Zig’s standard JSON type also uses an arena. It bundles together all the values (strings, numbers, etc) and metadata associated with a JSON object into one blob, making it more performant. This is explained in another article by the same author as above. Seriously give all their posts a read, it’s worth it.

Explicitly passing an allocator also encodes semantic meaning, and not passing one also has meaning. The sort function in the standard library doesn’t take an allocator, so you know it operates entirely in place. This style also allows you to be more conscious about the performance impact of calling particular functions.

In pretty much every other language, you have to guess where your memory ends up. In Rust, you have to learn that Box, Arc, Rc, String, Vec, and HashSet are some of the ways that new memory is allocated, and sometimes it is not very obvious.

Another advantage of unsafe memory management provided in languages like Zig is that let you arrange memory optimally and take advantage of the CPU cache. Languages that encourage RAII patterns (like Rust) produce lots of individual allocations which fragment memory. You can use SoA patterns in Rust, but the ecosystem and the community is built around individual objects.

Conclusion
#

I think that innovation in memory models can still happen. Languages like Zig aim to increase safety while keeping the ability to reach perfect performance. Languages like Rust aim to increase performance while keeping their safety. The borrow checker is a great experiment that has gone remarkably far, but it is has its limitations and is not the final evolution of memory management.

None of this is to say that I don’t like Rust. I maintain various personal projects in Rust, and I intend to continue choosing it for future projects. To prove I’m still a part of the Rust Evangelism Strike Force here is a non exhaustive list of things I like about it:

Ecosystem of crates
Documentation comments
Macros
Type system
Street cred/flexing potential

Also I don’t think that Go and Zig are perfect either. For example in Go I don’t like zero initialization of structs, I think default values should exist. I also think that optionals should be built in instead of using an extra pointer indirection and nil (see json.Unmarshal on an *int). In Zig, I don’t like how there is no async, and I think that making a language server that can properly evaluate comptime expressions is going to be really hard and will likely never resolve anytypes correctly.
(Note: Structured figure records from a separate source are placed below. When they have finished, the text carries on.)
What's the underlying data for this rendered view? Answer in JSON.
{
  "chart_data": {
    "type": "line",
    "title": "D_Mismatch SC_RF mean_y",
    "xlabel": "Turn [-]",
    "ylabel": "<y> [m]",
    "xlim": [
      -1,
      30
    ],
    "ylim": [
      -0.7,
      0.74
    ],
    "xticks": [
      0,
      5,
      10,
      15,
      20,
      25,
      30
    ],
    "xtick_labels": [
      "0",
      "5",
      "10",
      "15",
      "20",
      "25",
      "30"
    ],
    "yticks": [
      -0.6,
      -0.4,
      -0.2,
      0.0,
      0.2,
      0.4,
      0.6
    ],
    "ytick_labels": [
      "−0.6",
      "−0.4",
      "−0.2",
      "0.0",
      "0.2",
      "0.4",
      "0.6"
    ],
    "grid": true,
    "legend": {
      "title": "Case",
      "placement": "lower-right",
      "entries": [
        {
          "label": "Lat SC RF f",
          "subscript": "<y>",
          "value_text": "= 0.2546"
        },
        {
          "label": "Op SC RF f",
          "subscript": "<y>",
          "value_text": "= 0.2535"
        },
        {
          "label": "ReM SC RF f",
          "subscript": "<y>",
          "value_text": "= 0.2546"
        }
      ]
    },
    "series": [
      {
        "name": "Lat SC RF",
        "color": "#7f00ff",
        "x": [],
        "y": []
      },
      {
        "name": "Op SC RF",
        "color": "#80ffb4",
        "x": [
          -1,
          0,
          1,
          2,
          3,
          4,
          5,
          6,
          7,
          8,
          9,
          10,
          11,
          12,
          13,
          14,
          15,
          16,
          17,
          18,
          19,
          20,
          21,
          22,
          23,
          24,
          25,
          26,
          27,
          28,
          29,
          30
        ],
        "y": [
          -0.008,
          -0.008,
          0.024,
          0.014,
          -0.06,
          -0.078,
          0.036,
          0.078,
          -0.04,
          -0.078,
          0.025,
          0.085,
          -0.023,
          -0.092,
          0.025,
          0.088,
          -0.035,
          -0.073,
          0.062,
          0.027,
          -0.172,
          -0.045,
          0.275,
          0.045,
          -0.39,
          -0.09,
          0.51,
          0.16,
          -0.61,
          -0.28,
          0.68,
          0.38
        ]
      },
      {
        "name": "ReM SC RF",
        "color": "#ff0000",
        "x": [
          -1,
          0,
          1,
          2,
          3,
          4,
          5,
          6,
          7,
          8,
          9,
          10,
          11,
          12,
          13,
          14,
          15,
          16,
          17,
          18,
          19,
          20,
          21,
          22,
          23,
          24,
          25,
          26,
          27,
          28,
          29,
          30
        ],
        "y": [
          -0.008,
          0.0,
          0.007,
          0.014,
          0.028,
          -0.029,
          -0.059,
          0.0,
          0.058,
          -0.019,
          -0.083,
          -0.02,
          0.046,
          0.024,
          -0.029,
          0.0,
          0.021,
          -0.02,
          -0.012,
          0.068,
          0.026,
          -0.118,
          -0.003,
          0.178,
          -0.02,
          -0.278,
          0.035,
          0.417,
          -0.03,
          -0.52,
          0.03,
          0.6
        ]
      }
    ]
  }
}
All this being said, I don’t write code using data oriented design and trying to optimize for the CPU cache. I prefer to trade some performance for developer velocity. But I’m also not writing a database or a game engine, I’m usually writing a webserver or interacting with some API over HTTP.

Async Rust is in a weird place for me. It feels like I have to use the escape hatches and work against the borrow checker more often than I work with it. I think there are fundamental problems with the memory model, and sometimes I wish I just had a garbage collector.

¹ This is not technically true, a function could use std.heap.page_allocator or std.heap.c_allocator, but this is considered very bad practice and is not usually used in library code. ⎗